Now, it is difficult to describe the appearance of the three of us entering the café. Manuel is short and built like a snowman, with a round head atop a round body, he cannot see very well and has failed to shave properly. I am a tall unkempt Englishman wearing sandals and blue swimming shorts. We are accompanied by The Rock, who really would not look out of place in an American WWF wrestling match. Yes, people are staring and staring hard. It is a fine wooden lined room, built by someone who really knew about interior furnishing, with jamons hanging all around. An espresso for me, a beer for The Rock and hot milk with decaffeinated instant coffee powder for Manuel (descafeinado de sobre). As my Portuguese boss used to say “The Spanish really don’t know how to drink coffee.”
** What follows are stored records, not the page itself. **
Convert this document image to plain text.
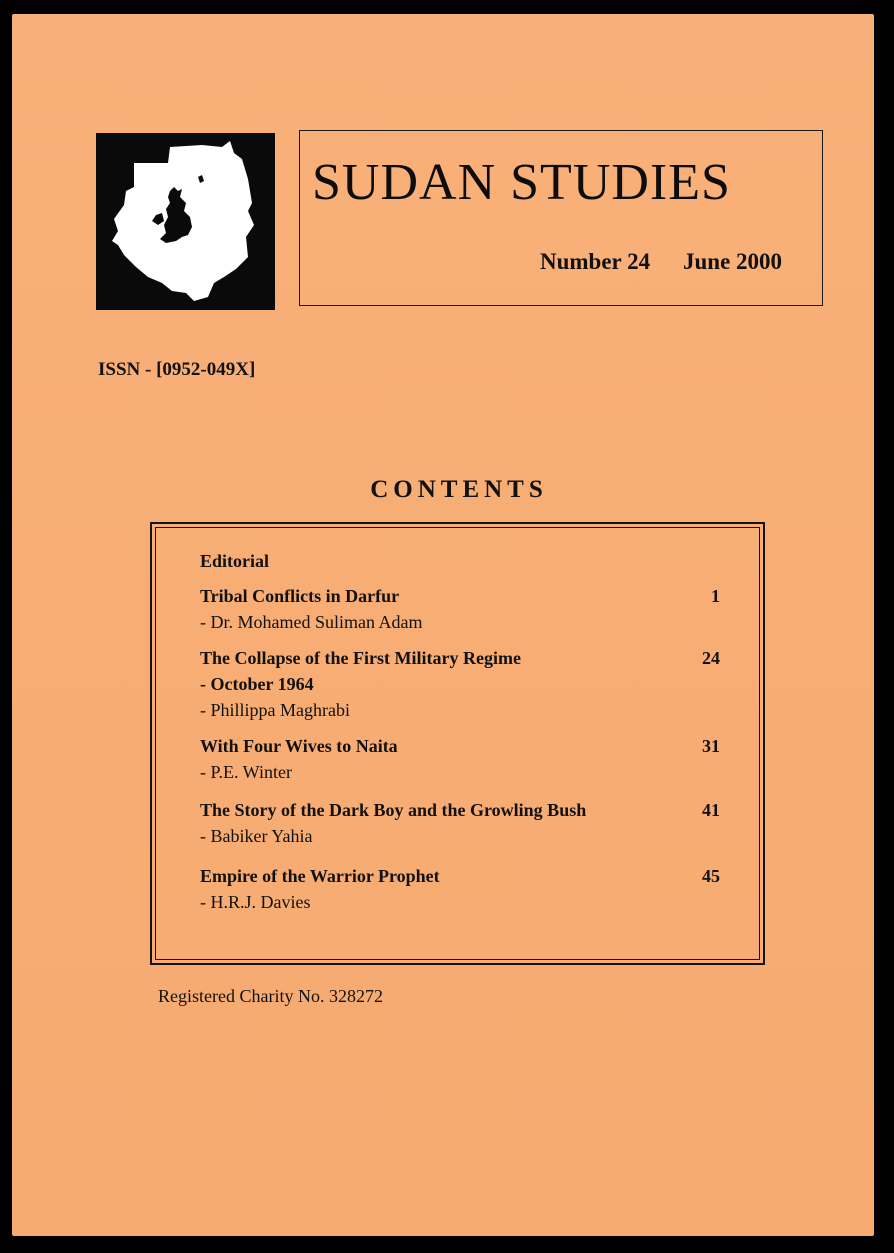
SUDAN STUDIES
Number 24 June 2000
ISSN - [0952-049X]
CONTENTS
Editorial
Tribal Conflicts in Darfur
- Dr. Mohamed Suliman Adam
1
The Collapse of the First Military Regime
- October 1964
- Phillippa Maghrabi
24
With Four Wives to Naita
- P.E. Winter
31
The Story of the Dark Boy and the Growling Bush
- Babiker Yahia
41
Empire of the Warrior Prophet
- H.R.J. Davies
45
Registered Charity No. 328272
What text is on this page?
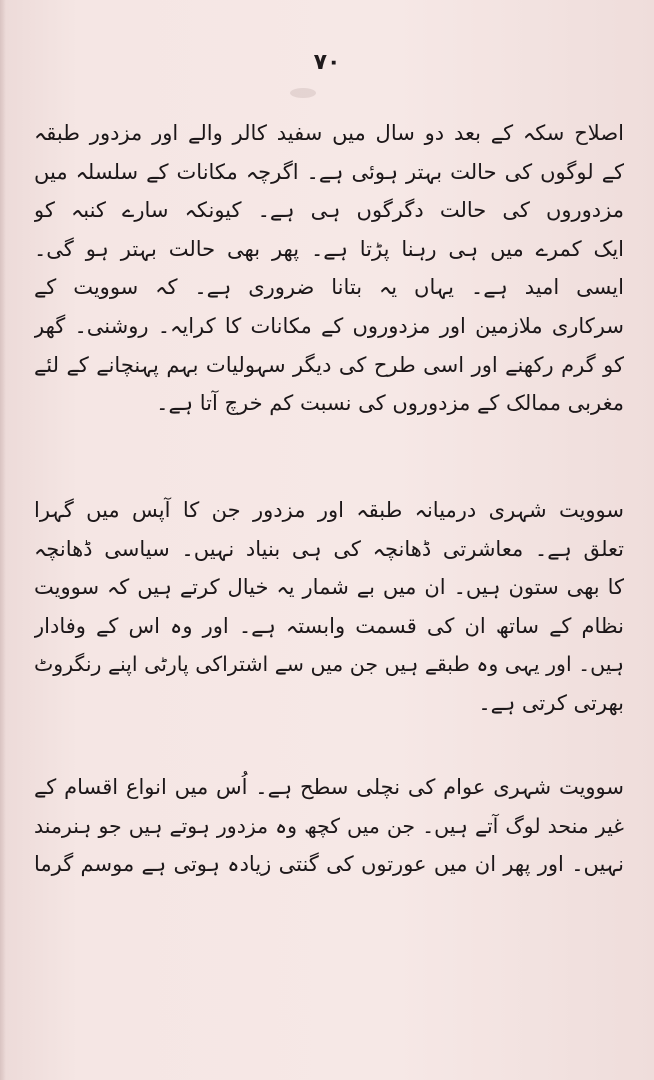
۷۰
اصلاح سکہ کے بعد دو سال میں سفید کالر والے اور مزدور طبقہ
کے لوگوں کی حالت بہتر ہوئی ہے۔ اگرچہ مکانات کے سلسلہ میں
مزدوروں کی حالت دگرگوں ہی ہے۔ کیونکہ سارے کنبہ کو
ایک کمرے میں ہی رہنا پڑتا ہے۔ پھر بھی حالت بہتر ہو گی۔
ایسی امید ہے۔ یہاں یہ بتانا ضروری ہے۔ کہ سوویت کے
سرکاری ملازمین اور مزدوروں کے مکانات کا کرایہ۔ روشنی۔ گھر
کو گرم رکھنے اور اسی طرح کی دیگر سہولیات بہم پہنچانے کے لئے
مغربی ممالک کے مزدوروں کی نسبت کم خرچ آتا ہے۔
سوویت شہری درمیانہ طبقہ اور مزدور جن کا آپس میں گہرا
تعلق ہے۔ معاشرتی ڈھانچہ کی ہی بنیاد نہیں۔ سیاسی ڈھانچہ
کا بھی ستون ہیں۔ ان میں بے شمار یہ خیال کرتے ہیں کہ سوویت
نظام کے ساتھ ان کی قسمت وابستہ ہے۔ اور وہ اس کے وفادار
ہیں۔ اور یہی وہ طبقے ہیں جن میں سے اشتراکی پارٹی اپنے رنگروٹ
بھرتی کرتی ہے۔
سوویت شہری عوام کی نچلی سطح ہے۔ اُس میں انواع اقسام کے
غیر منحد لوگ آتے ہیں۔ جن میں کچھ وہ مزدور ہوتے ہیں جو ہنرمند
نہیں۔ اور پھر ان میں عورتوں کی گنتی زیادہ ہوتی ہے موسم گرما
The day is nearly over. Just a two-hour drive back to Sanlúcar via Isla Cristina. We fill the tank with diesel and I say goodbye to Manuel at around 9:30 pm. “Las ocho por la mañana.” What! I have to meet Manuel again at eight o’clock in the morning to go and fetch The Rock again, so he can upholster the seat on the back of the boat. That night I recount the events to Martina and she seems very keen to get a look at The Rock tomorrow.
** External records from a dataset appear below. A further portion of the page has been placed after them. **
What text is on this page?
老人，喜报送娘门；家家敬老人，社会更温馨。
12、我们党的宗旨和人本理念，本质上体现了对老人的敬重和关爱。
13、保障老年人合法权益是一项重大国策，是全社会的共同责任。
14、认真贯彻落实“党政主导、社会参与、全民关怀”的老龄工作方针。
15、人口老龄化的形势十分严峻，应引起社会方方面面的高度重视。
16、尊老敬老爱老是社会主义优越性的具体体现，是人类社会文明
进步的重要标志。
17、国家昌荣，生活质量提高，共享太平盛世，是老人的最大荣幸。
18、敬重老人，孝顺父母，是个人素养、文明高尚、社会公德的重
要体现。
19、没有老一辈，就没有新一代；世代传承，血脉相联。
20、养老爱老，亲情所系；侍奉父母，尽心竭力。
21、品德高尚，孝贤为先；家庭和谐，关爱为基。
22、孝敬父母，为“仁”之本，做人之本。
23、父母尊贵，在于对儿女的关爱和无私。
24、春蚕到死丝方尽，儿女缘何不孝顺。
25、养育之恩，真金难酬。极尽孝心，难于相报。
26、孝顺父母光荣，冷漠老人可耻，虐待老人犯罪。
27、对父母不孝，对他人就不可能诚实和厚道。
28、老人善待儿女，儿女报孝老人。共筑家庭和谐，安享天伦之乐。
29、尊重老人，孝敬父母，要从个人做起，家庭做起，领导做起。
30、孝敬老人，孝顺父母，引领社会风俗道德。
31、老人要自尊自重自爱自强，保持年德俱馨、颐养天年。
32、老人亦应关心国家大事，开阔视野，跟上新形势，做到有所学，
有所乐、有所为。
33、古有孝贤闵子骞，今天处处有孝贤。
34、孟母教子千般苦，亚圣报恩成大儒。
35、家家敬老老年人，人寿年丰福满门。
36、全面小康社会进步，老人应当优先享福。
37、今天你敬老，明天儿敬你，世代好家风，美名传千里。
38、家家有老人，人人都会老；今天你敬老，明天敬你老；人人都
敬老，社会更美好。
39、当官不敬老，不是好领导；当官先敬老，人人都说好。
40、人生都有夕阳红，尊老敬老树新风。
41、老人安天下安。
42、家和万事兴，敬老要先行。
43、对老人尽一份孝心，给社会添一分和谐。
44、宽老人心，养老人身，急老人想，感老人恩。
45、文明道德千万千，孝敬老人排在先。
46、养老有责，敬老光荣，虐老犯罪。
Wednesday 23rd May 2018. Coventry University Hospital, England
While I am driving in Spain, my mother is under general anaesthetic in an English hospital. The surgery team bustle around her, removing one of her kidneys and the ureter connecting it to her bladder. This contains a tumour. The surgeon also removes two enlarged lymph nodes. She now has a three week wait to find out if the enlarged lymph nodes are linked to the tumour.
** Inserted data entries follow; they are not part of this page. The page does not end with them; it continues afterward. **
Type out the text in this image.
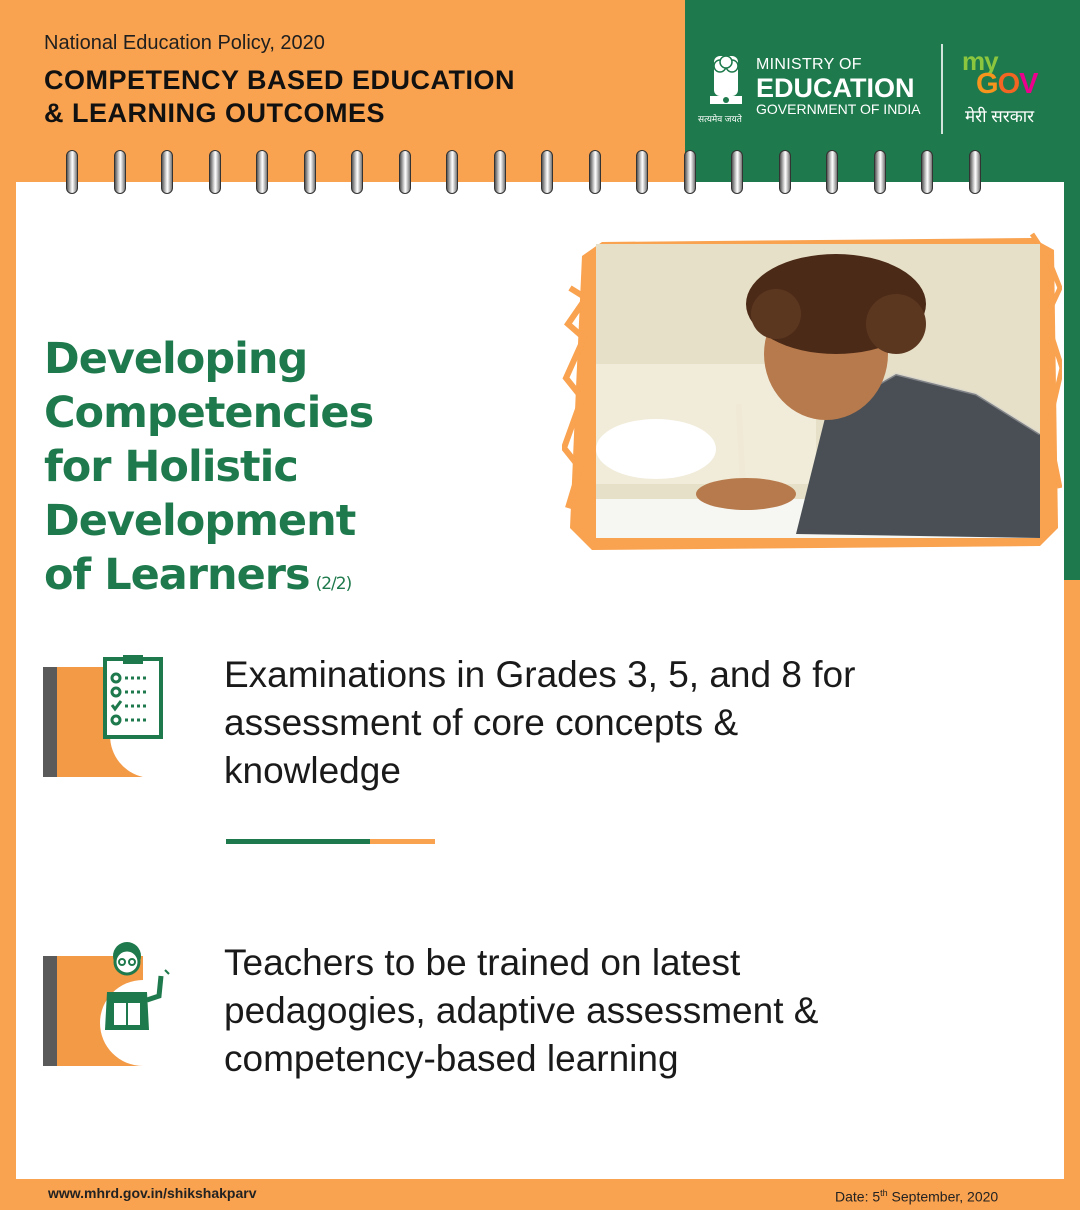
National Education Policy, 2020
COMPETENCY BASED EDUCATION
& LEARNING OUTCOMES	सत्यमेव जयते
MINISTRY OF
EDUCATION
GOVERNMENT OF INDIA
my
GOV
मेरी सरकार
Developing Competencies
for Holistic Development
of Learners (2/2)
Examinations in Grades 3, 5, and 8 for
assessment of core concepts &
knowledge
Teachers to be trained on latest
pedagogies, adaptive assessment &
competency-based learning
www.mhrd.gov.in/shikshakparv	Date: 5th September, 2020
Wednesday 23rd May 2018. A courtroom somewhere in England
Meanwhile, in an English courtroom, a man is sentenced for murdering his wife. He gets life with a minimum of seventeen years in prison. The murdered woman’s son reads a victim statement to the court. I haven’t seen the son since he was around eleven years old. The woman was my dad’s ex-girlfriend. Only thirteen years older than me. They lived with dad for a while. Although, circumstances have meant that I haven’t seen her for eighteen years, I regarded her as a friend. She was a very loving person.
A final thought
The world is a crazy place. Anyway, I now have some work for a few weeks in England and it is near the homes of my parents. I will see them in two weeks time. I will be keen to learn if Manuel does manage to run some boat trips, but that is not going to be part of my story this summer.